Особой активности на своих огородах мы не проявляли. Мне постоянно мешала негнущаяся, «спондилолистезная» поясница. У неё прогрессировал полиартрит, и она уже с трудом, опираясь на тележку, добиралась до огорода и обратно. Однако, несмотря на все препятствия и недуги, нам удавалось выращивать на грядках кое-какую огородную продукцию. Кусты же крыжовника и чёрной смородины как-то сами, без нашего активного вмешательства, давали нам неплохие урожаи.

Я в те, уже давние, годы пытался выращивать под плёнкой ранние овощи: морковь, свёклу, лук, редиску. Для этого начинал работать ещё в апреле, и даже разгребал снег на заранее подготовленных грядках. Порой это и приносило результаты. И к середине июня, к июлю у меня появлялись первые корнеплоды. Галина Александровна не отказывалась от них, поскольку её продукция вырастала месяца на полтора позднее. Мы специально созванивались накануне общего выхода, и я ждал её к намеченному сроку.

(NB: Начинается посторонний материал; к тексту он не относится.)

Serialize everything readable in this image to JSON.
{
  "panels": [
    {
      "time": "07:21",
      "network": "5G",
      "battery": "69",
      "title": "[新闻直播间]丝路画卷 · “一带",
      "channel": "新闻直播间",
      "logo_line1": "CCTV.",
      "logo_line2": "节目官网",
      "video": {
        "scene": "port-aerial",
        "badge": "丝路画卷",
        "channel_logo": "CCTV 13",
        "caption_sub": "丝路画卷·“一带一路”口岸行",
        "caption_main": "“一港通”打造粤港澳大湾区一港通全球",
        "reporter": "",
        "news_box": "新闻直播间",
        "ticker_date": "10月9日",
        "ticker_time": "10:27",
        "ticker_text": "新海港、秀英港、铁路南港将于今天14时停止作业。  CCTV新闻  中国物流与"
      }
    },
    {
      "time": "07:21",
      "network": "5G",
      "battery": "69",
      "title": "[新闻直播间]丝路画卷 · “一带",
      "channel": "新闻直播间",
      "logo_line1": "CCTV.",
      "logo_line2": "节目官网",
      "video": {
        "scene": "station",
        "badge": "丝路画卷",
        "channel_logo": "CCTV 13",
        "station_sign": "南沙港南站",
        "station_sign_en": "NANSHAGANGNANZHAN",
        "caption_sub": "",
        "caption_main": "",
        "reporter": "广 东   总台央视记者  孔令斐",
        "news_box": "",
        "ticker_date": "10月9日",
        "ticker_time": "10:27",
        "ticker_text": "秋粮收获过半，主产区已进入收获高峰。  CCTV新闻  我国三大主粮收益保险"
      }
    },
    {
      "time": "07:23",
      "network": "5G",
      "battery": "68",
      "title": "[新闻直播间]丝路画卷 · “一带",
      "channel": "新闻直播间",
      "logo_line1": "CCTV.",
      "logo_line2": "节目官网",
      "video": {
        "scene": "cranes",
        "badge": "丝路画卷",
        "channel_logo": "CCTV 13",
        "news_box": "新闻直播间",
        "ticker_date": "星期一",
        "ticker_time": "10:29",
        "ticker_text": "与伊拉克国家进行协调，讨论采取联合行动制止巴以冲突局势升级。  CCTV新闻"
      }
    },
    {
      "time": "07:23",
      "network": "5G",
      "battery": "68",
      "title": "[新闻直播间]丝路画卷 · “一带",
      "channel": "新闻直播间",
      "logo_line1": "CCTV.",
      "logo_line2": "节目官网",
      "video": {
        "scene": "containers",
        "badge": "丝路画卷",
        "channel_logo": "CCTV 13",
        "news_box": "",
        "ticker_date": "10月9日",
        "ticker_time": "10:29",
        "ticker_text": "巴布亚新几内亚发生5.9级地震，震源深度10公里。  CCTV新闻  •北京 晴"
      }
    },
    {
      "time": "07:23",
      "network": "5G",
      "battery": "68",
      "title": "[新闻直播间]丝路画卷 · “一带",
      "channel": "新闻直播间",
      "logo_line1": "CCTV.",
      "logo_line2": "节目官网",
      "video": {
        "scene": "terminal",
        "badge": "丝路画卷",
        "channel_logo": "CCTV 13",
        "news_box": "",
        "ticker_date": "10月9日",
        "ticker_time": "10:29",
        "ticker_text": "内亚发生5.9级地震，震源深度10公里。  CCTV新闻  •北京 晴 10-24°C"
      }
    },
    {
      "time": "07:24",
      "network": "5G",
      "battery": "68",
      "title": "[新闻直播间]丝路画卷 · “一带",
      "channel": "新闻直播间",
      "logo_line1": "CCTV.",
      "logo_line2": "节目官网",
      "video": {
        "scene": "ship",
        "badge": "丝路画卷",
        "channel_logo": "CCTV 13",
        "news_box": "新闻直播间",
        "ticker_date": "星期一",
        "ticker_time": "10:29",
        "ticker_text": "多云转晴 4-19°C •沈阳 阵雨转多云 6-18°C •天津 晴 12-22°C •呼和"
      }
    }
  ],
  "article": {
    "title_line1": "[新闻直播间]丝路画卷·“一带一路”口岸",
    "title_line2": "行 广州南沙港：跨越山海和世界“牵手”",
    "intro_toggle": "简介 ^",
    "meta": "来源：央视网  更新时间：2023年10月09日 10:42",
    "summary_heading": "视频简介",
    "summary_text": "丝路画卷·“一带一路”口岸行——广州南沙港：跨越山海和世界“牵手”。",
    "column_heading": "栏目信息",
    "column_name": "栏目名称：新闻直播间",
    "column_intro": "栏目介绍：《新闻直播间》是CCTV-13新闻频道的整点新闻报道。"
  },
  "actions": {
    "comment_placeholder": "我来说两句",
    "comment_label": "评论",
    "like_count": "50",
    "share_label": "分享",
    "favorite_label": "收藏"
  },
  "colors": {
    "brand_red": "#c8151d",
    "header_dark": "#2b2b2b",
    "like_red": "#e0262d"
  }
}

 Когда Галина Александровна приходила, я выносил стулья, и мы некоторое время беседовали на огородные темы:
– А Коля (Николай Петрович – муж Галины Александровны) вначале участок не хотел покупать. Я его уговорила… Давно уже сюда не ходит – в восьмидесятые годы трудно ходить стало… Клубники у нас всегда мало было. Стаканов по пять набираешь и всё. А соседка целые вёдра собирала… Вы понимаете?! Зато на нашем участке столько бывает малины! Как взойдёшь, ведро трёхлитровое запросто наберёшь.
– Как же Вы в одиночку с огородом справляетесь? Да ещё работа, к тому же.

– С работы меня иногда пораньше отпускали. Жуков. Он сначала был председателем. Часа в четыре спрашивает: «У Вас нет работы?... Ну, тогда идите». Орлов Юрий Васильевич – тоже отпускал… Сердюк только один раз отпустил, в сильную жару – поливать надо было. «Давай, мать, иди», – говорит… А в другой раз попросилась пораньше на огород уйти. – «Да ты что, мать! Ты, вроде, недавно совсем уходила!..» Больше у него и не отпрашивалась».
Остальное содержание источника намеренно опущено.